Ganz im Unrecht war Berkeley sicher nicht, und Tatsache ist, dass eine durch und durch schlüssige Theorie zur Infinitesimalrechnung erst in den 1960er Jahren formuliert worden ist. Doch die Mathematik sollte im 19. Jahrhundert eine noch sehr viel dramatischere Krise durchleben.
Kapitel 6
DER ZUKUNFTSSCHOCK DER GEOMETER
In seinem berühmt gewordenen Buch
Der Zukunftsschock
definiert der Autor Alvin Toffler den titelgebenden Begriff als «die erdrückende Belastung und vollkommene Desorientierung von Menschen, die in zu kurzer Zeit zu viele Veränderungen durchmachen müssen». Im 19. Jahrhundert erlebten Mathematiker, Naturwissenschaftler und Philosophen genau diese Art von Schock. Ja, der jahrtausendealte Glaube daran, dass die Mathematik ewige und unveränderliche Wahrheiten bereithalte, wurde mit einem Schlag zunichtegemacht. Ins Rollen kam diese unerwartete intellektuelle Revolution durch die Entdeckung neuer Arten von Geometrien, den nicht
nichteuklidischen Geometrien,
wie man sie heute nennt. Auch wenn die meisten Laien vielleicht noch nie etwas von nichteuklidischer Geometrie gehört haben mögen, so steht doch die durch diese neuen Zweige der Mathematik bewirkte Revolution des Denkens in den Augen mancher Leute den Auswirkungen der Darwin’schen Evolutionstheorie in nichts nach.

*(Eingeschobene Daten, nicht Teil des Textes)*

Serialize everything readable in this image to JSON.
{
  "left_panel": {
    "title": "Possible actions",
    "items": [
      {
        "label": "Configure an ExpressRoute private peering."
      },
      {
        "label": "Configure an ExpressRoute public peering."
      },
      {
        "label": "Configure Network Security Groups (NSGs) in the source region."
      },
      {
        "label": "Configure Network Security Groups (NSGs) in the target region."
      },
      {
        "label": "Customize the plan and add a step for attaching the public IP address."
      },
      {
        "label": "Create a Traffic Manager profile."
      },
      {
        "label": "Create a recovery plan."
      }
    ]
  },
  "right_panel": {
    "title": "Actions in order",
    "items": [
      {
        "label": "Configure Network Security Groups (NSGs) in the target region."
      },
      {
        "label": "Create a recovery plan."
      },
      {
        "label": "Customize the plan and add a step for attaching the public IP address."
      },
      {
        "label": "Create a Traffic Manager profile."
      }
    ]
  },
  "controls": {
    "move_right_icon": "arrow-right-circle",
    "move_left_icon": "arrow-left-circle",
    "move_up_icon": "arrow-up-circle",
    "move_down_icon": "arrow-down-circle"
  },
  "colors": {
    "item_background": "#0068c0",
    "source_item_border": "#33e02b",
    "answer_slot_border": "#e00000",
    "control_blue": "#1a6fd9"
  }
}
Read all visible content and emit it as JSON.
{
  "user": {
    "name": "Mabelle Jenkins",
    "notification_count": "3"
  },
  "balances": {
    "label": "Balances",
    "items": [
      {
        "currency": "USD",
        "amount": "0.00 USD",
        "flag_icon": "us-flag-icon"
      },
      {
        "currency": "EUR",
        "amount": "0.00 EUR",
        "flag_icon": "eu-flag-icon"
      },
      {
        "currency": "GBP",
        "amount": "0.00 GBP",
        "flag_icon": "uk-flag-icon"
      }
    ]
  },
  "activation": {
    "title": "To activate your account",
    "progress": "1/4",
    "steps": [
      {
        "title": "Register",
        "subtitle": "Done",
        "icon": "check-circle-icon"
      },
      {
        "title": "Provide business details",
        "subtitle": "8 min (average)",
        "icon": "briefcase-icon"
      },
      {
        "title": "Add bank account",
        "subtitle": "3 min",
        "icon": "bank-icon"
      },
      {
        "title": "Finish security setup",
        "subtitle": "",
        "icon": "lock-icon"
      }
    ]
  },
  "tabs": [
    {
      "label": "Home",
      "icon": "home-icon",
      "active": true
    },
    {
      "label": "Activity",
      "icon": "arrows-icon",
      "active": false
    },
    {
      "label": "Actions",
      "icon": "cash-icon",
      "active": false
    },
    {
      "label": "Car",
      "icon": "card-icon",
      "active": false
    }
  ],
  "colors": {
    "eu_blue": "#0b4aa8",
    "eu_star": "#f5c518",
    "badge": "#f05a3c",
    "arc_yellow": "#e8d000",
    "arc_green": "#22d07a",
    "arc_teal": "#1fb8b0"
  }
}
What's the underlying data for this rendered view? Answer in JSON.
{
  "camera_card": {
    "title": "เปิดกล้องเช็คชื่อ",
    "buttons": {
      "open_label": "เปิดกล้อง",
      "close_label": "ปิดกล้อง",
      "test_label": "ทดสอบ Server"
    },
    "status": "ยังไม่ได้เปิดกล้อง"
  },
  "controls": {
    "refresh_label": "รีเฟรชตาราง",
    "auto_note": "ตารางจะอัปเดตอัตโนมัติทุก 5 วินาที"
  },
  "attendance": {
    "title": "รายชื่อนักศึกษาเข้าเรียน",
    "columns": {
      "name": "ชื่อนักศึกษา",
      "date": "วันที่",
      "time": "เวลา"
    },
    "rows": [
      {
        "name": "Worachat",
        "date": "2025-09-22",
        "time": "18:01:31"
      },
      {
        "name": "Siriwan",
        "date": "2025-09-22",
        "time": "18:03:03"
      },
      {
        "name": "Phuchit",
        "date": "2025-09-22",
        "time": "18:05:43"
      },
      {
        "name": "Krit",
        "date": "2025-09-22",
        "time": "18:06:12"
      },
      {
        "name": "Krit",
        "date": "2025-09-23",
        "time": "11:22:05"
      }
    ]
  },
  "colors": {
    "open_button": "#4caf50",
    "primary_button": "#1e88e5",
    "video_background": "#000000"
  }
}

Um das ganze Ausmaß dieses dramatischen Wandels unserer Weltsicht erfassen zu können, müssen wir kurz betrachten, vor welcher historischen Kulisse dieser stattgefunden hat.
Euklidische «Wahrheit»
Bis zum Beginn des 20. Jahrhunderts galt: Wenn es einen Wissenszweig gab, der als Inbegriff von Wahrheit und Bestimmtheit anzusehen war, so war dies die euklidische Geometrie, jene traditionelle Geometrie, die wir alle in der Schule lernen. Es verwundert dahernicht, dass der große holländische Philosoph Baruch Spinoza (1632–1677) seinen kühnen Versuch einer Vereinigung von Wissenschaft, Religion, Ethik und Vernunft betitelte:
Ethik, nach geometrischer Methode dargestellt.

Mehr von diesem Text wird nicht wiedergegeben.